The other is Fergal Gaynor, an Irish barrister who lays claim to “representing 20,000 victims in the Kenyatta case,” whose “hang-them-high” approach to justice disregards the principle that the accused also deserve justice.

'ICC MAY BE DOOMED'

Outside the court, British legal activists and scholars have hit the highroad, drumming support for the prosecution’s case that the judges should not set Kenyatta free.

One Luke Moffett, a law lecturer in International Criminal Justice at Queen’s University, Belfast, is sensationally arguing that “If Uhuru Kenyatta’s trial falls apart, the ICC may be doomed.”

This partisanship is widening the Africa-West fault-line over the ICC.

Uganda’s President Yoweri Museveni has described the ICC as “a biased instrument of post-colonial hegemony” and called on Africa to “urgently reconsider its engagement with ICC on account of its humiliating treatment of the continent”.

Positions in Kenya are also hardening. “We are tired of the West’s judicial colonialism spearheaded by the ICC. The real target is our sovereignty. The recent attempt to parade and humiliate our President is part of this game”, said the former Security Minister and the Government’s Chief Whip, Katoo Ole Metito, upon return from The Hague.
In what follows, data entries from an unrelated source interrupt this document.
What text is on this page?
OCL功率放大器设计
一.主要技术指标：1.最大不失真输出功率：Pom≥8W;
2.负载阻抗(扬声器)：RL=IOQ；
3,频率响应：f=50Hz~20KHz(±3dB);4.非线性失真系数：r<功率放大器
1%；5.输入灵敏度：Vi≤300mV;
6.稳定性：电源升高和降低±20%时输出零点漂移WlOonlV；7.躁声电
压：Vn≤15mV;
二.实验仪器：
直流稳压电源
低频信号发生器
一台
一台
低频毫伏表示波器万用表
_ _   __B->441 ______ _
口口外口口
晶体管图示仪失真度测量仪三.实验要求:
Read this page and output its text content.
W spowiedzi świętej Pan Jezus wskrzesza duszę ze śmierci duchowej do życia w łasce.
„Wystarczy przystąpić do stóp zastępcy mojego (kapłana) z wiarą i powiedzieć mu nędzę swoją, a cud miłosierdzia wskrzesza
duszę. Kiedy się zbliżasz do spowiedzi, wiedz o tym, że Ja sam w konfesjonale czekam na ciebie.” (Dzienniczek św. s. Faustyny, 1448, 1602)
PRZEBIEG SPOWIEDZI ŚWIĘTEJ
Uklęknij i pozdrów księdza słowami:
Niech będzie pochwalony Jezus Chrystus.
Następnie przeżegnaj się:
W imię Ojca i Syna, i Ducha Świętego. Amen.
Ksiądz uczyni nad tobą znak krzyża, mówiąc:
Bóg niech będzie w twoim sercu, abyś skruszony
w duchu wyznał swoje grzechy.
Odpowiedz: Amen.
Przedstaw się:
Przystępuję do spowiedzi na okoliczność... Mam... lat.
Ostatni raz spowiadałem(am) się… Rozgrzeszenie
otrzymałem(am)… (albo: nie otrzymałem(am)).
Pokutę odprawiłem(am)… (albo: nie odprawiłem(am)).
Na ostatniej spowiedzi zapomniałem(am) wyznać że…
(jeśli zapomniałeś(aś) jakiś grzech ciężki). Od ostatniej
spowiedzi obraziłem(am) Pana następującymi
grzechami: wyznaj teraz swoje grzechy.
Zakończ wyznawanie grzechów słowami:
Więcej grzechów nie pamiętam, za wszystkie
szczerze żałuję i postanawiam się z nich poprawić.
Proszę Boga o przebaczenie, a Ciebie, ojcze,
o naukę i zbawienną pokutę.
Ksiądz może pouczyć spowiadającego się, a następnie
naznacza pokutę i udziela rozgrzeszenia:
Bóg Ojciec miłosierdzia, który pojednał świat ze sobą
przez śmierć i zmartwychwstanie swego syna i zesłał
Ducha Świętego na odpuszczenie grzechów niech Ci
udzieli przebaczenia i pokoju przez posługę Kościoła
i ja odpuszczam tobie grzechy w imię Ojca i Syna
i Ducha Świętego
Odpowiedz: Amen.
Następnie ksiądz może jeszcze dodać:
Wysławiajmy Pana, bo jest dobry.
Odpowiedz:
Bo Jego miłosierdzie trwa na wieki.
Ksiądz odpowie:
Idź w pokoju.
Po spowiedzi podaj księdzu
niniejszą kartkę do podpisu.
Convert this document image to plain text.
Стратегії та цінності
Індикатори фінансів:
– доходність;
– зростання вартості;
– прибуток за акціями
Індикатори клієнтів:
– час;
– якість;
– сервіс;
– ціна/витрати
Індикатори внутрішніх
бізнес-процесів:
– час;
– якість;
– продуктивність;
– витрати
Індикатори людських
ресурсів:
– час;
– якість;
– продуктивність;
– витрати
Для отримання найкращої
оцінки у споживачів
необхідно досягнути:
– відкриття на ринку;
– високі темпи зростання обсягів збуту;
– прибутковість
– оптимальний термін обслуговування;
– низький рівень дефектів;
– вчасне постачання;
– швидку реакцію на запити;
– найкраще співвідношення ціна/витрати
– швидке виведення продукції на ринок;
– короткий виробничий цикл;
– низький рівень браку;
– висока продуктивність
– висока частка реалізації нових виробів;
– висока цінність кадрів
Diplomatically, Kenyatta’s assertive African-centred diplomacy is beginning to sway the opinions of the prime movers of global power, particularly in Washington.

Kenyatta has astutely exploited his 48 finest hours with ICC to tap into the veins of Kenyan nationalism to outwit the opposition.

Once more, the ICC has thrown a lifeline to Jubilee and weakened potential support to the opposition’s referendum push.

Prof Peter Kagwanja is the Chief Executive of the Africa Policy Institute and former Government Adviser.